Gambar 2. Peta wilayah Gerhana Bulan Penumbral 11 Februari 2017 dalam lingkup global. Perhatikan Indonesia dibelah oleh garis P1 , yakni garis dimana awal gerhana bertepatan dengan terbenamnya Bulan (terbitnya Matahari). Dengan demikian hanya sebagian Indonesia berkesempatan menyaksikan Gerhana Bulan yang samar ini, sepanjang langit cerah. Sumber: NASA, 2016.

Gambar 2. Peta wilayah Gerhana Bulan Penumbral 11 Februari 2017 dalam lingkup global. Perhatikan Indonesia dibelah oleh garis P1 , yakni garis dimana awal gerhana bertepatan dengan terbenamnya Bulan (terbitnya Matahari). Dengan demikian hanya sebagian Indonesia berkesempatan menyaksikan Gerhana Bulan yang samar ini, sepanjang langit cerah. Sumber: NASA, 2016.

Wilayah gerhana bagi Gerhana Bulan Penumbral 11 Februari 2017 melingkupi hampir segenap paras Bumi, kecuali sebagian kecil benua Asia (yakni Asia timur jauh dan sebagian Asia tenggara) serta segenap benua Australia. Sebagian besar Indonesia tidak tercakup ke dalam wilayah gerhana ini. Secara umum Indonesia terbelah menjadi dua oleh garis P1, yakni himpunan titik-titik yang mengalami momen terbenamnya Bulan bersamaan dengan awal gerhana. Garis P1 tersebut melintas melalui pulau Kalimantan dan pulau Jawa. Hanya daerah-daerah yang berada di sebelah barat dari garis P1 inilah yang berkesempatan tercakup ke dalam wilayah Gerhana Bulan Penumbral 11 Februari 2017. Dengan demikian wilayah gerhana ini di Indonesia hanya mencakup sebagian pulau Jawa (propinsi Banten, DKI Jakarta, Jawa Barat dan Jawa Tengah), sebagian pulau Kalimantan (propinsi Kalimantan Barat dan Kalimantan Tengah) serta segenap pulau Sumatra dan pulau-pulau kecil disekitarnya. Di daerah-daerah tersebut, Gerhana Bulan Penumbral ini pun takkan bisa dinikmati secara utuh karena terjadi kala Bulan sedang dalam proses terbenam. Maka dapat dikatakan peristiwa Gerhana Bulan ini merupakan gerhana yang pemalu, karena Bulan tak menampakkan seluruh tahap gerhananya.

Sesuai dengan namanya, Gerhana Bulan Penumbral ini nyaris tak dapat dibedakan dengan Bulan purnama biasa.
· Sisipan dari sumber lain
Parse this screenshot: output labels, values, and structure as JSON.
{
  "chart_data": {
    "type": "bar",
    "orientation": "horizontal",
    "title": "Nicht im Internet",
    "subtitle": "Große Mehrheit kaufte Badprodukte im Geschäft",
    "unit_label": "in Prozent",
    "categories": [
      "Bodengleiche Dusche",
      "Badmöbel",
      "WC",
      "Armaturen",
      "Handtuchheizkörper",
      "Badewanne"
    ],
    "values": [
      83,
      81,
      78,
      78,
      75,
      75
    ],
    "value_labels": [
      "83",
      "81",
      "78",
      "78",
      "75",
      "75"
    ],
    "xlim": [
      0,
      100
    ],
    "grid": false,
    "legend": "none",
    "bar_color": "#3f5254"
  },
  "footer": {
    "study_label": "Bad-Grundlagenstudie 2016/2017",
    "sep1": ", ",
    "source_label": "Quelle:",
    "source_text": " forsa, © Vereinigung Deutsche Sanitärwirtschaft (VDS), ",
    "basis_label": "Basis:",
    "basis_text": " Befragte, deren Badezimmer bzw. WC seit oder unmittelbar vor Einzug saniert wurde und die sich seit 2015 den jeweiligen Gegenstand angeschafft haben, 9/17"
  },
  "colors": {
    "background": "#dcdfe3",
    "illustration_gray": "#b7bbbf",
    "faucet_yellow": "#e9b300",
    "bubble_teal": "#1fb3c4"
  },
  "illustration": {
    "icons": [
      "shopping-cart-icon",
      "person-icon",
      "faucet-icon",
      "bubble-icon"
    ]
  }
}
Butuh teleskop dengan kemampuan baik untuk dapat melihatnya. Untuk memotretnya, butuh kamera dengan pengaturan (setting) yang lebih kompleks dan bisa disetel secara manual. Dalam puncak gerhana Bulan samar, jika cara pengaturan kamera kita tepat maka Bulan akan terlihat menggelap di salah satu sudutnya. Detail teknis pemotretan untuk mengabadikan gerhana ini dengan menggunakan kamera DSLR (digital single lens reflex) tersaji berikut ini :

Bagi Umat Islam ada anjuran untuk menyelenggarakan shalat gerhana baik di kala terjadi peristiwa Gerhana Matahari maupun Gerhana Bulan. Tapi hal tersebut tak berlaku dalam kejadian Gerhana Bulan Penumbral ini. Musababnya gerhana Bulan samar dapat dikatakan mustahil untuk bisa diindra dengan mata manusia secara langsung. Padahal dasar penyelenggaraan shalat gerhana adalah saat gerhana tersebut dapat dilihat, seperti dinyatakan dalam hadits Bukhari, Muslim dan Malik yang bersumber dari Aisyah RA. Pendapat ini pula yang dipegang oleh dua ormas Islam terbesar di Indonesia, yakni Nahdlatul ‘Ulama dan Muhammadiyah. Keduanya sepakat saat gerhana tak bisa disaksikan (secara langsung), maka shalat gerhana tak dilaksanakan.